Este artículo fue publicado originalmente por el autor en El Periódico Extremadura
Confieso que no tengo ni idea (ni podría tenerla con los
cotilleos al uso) de quién es la famosa Rocío Carrasco, su exmarido, la
relación entrambos ni, en general, la pléyade de esperpénticos personajes e
historias con las que goza la gente (especialmente si hay dolor “real” en
escena) en el grotesco circo de la casquería mediática, pero reconozco que el
fenómeno de la “docuserie” en torno a la aludida, con sus correspondientes y
homologadas trifulcas, y hasta la berlusconiana participación de
políticos en busca de votos (incluyendo a una ministra sumándose al tribunal
sumarísimo de “Sálvame”) resulta fascinante.

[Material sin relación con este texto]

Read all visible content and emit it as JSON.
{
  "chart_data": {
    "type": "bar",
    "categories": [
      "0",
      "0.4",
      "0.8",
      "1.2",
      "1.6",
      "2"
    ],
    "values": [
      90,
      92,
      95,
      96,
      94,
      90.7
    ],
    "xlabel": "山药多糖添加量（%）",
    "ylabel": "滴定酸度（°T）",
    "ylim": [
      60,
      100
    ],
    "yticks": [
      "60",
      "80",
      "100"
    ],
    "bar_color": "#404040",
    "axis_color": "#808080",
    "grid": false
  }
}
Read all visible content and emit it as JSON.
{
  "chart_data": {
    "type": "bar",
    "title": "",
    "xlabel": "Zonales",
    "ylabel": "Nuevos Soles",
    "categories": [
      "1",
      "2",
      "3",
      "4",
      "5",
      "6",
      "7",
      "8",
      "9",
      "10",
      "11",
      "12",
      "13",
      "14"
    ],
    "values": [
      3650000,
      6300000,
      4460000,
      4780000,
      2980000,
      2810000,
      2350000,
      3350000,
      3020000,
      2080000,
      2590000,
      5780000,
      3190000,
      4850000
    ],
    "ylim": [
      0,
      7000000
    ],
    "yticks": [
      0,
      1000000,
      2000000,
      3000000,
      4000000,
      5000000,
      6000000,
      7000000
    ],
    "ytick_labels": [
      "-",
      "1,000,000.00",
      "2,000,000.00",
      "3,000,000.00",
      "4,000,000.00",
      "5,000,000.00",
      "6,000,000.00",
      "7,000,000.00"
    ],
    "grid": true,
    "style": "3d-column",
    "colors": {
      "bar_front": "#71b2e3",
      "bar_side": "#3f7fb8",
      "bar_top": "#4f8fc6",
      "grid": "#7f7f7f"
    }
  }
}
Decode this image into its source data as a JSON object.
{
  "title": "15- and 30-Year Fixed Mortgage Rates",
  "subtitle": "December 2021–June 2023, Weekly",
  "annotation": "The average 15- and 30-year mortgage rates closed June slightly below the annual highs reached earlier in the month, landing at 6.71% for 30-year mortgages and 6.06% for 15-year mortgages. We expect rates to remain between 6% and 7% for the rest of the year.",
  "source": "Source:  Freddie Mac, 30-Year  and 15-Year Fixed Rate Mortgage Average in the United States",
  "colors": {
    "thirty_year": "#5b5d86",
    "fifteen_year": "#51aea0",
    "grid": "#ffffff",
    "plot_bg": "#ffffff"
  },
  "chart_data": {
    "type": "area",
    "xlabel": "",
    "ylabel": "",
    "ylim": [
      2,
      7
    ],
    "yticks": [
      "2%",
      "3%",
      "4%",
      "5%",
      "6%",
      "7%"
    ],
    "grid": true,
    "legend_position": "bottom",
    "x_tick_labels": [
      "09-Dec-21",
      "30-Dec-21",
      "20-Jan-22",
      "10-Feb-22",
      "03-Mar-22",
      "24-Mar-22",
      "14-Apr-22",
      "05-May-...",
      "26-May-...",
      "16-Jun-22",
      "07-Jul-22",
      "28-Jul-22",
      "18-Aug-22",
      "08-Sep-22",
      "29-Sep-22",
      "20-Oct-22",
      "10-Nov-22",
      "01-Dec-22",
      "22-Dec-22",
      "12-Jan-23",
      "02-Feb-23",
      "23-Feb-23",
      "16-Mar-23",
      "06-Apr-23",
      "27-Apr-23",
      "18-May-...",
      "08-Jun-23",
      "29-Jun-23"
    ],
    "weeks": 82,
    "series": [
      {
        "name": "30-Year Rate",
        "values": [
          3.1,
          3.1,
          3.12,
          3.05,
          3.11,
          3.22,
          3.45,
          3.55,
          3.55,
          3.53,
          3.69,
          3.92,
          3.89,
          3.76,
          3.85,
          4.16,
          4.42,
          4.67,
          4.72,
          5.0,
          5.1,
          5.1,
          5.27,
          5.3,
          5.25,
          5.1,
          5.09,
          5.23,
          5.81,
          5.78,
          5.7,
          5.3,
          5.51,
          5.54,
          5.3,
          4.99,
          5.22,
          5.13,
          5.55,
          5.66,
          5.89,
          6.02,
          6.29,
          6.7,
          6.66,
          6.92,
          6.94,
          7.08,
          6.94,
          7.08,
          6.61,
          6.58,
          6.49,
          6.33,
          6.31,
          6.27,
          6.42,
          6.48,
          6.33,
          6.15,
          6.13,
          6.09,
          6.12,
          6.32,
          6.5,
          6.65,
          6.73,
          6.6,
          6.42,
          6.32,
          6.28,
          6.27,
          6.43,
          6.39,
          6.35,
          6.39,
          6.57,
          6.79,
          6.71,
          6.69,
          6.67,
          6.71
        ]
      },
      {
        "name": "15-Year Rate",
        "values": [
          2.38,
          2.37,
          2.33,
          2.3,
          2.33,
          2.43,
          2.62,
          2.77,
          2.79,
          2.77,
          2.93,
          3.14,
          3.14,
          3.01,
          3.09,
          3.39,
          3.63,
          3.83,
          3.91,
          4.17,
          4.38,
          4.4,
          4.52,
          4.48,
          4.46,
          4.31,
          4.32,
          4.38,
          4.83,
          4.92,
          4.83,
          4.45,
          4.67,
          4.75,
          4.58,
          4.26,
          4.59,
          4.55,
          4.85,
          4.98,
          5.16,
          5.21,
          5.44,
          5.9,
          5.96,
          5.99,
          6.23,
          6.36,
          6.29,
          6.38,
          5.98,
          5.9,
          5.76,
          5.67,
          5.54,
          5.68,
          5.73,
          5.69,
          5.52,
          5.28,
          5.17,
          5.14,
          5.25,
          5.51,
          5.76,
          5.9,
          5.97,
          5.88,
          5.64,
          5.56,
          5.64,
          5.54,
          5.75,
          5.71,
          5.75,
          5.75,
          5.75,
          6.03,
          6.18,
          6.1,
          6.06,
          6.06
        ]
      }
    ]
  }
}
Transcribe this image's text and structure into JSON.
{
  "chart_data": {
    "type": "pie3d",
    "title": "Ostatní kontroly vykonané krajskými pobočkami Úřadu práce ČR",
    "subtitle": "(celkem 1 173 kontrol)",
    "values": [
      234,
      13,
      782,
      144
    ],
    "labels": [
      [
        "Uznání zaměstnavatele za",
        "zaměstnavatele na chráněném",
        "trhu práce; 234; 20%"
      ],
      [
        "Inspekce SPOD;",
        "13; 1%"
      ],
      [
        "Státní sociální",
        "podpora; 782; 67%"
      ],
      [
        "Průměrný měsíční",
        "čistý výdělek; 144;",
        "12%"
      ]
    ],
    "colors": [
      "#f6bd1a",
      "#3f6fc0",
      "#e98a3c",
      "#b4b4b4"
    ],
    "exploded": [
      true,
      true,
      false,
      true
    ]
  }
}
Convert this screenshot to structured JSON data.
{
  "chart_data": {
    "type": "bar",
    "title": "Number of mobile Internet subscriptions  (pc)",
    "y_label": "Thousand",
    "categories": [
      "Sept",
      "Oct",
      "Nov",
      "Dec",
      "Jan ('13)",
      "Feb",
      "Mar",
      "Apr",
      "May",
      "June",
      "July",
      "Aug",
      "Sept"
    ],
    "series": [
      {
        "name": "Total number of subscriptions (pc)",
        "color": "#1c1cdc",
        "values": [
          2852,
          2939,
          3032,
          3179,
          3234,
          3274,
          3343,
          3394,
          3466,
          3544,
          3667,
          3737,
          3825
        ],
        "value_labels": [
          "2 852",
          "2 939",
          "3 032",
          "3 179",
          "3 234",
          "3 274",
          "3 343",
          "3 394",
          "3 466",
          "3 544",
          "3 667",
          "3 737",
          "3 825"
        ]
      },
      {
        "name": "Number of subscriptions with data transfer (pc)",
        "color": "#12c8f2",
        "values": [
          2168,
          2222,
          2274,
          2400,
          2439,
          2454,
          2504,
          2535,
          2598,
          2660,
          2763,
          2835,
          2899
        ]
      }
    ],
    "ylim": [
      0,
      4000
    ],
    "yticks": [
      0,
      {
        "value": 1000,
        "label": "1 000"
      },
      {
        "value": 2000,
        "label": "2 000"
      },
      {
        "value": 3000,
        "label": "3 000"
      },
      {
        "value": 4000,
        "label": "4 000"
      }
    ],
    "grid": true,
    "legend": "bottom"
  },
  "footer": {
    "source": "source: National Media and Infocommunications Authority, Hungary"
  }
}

Es procedente, de entrada, recordar a qué género
estético-mediático pertenece el producto del que hablamos. No se trata, como se
cree, de un “documental” (en un documental se presentan varios puntos de vista,
intervienen expertos, se refieren pruebas…), pero tampoco de una ficción
dramática (pues el personaje, sus palabras, emociones, gestos, etc., se toman
aquí como reales). Encaja pues, de manera arquetípica, en el formato de “reality
show” – la generación y exhibición en forma de espectáculo televisivo de
vivencias dramáticas “reales” –, la suerte de pornografía o prostitución psíquica
de la que vive desde hace varios decenios la televisión.
Aclarado esto, vamos a la cuestión interesante planteada en
torno al éxito del “documental” sobre Carrasco: ¿puede contribuir un “reality
show” a objetivos noblemente políticos como, en este caso, el de la
visibilización de la violencia machista? No es sencillo responder a esto.
Partamos de la tesis de que ningún fenómeno estético con
relevancia social es políticamente inocente. Lo estético (antaño ligado a la
religión, luego a las llamadas bellas artes y hoy al orbe del entertainment
mediático), con su fabulosa capacidad de seducción y manipulación emocional y
retórica, es una dimensión fundamental de lo político y mantiene, entre otras,
la función de contribuir a generar el grado de conformidad suficiente para
sostener el orden social y el poder que lo administra.
Más aún, la contribución de lo estético a esa generación de
conformidad obedece, según algunos sociólogos, a dos mecanismos
complementarios: uno, cabe decir “directo”, por el que lo estético encarna sin
más la ideología vigente (piensen, por ejemplo, en las películas o las series
televisivas más convencionales), y otro “inverso”, por el que representa lo
opuesto o alternativo a dicho orden ideológico, ofreciendo una vía de escape –
ilusoria, claro, en tanto meramente estética – a la disconformidad y la crítica
(así, por ejemplo, la literatura popular en torno al “fuera de la ley”, las
parodias de carnaval, las letras de “hip-hop”, el grafiti), con el añadido de
que, a veces, esta “estética de la inversión” incorpora una dimensión grotesca,
de deformidad consciente, destinada a regenerar la conformidad con el orden
“puesto estéticamente en entredicho”.
Digamos, con relación a esto, que el reality parece
combinar los dos mecanismos citados: celebra o asume el orden imperante (ningún
reality pone en cuestión el sistema social instituido – de cuyos
conflictos en el ámbito doméstico vive –) y, a la vez, escenifica un cierto
cauce de liberación y subversión del mismo, quizás el más extremo y
desesperado: el de la exhibición descarnada (¡en vivo y en directo!) de lo real
en su versión más cruda: la del dolor o humillación de alguien ante las
cámaras.
Ciertamente, lo “real” o “auténtico”, hasta en algo tan
primario e inarticulado como el dolor, es siempre subversivo (frente a las
convenciones en que se funda el orden social), pero dicha subversión, por
modesta que sea, se desactiva del todo en cuanto pasa a ser parte del
espectáculo, y el oprimido que gime o grita en el plató (y es indiferente que
se trate de la víctima o el verdugo: ambos son sacrificados – como gladiadores
en el circo – para solaz de todos) pasa a encarnar la esperanza de no serlo
(ganando dinero, siendo famoso, liberándose de la esclavitud o el trabajo) para
reintegrarse, de modo ejemplarizante, en el sistema.
¿Sirve, en fin, la “telerrealidad” para cambiar la sociedad?
En general, no. En relación con lo dicho y especialmente con la violencia
machista, la imagen que los realities presentan de la mujer y de la
sociedad es, por necesidad (de guion), conservadora, de forma que todo lo que
pudieran aportar excepcionalmente de bueno es fagocitado (junto a los políticos
que se le acercan) por un monstruo que, en el fondo, justifica y banaliza la
violencia y el dolor del que vive. No existen pues, aquí, atajos populistas.
Las cosas se cambian con leyes, educación e ideas; no con Tele 5.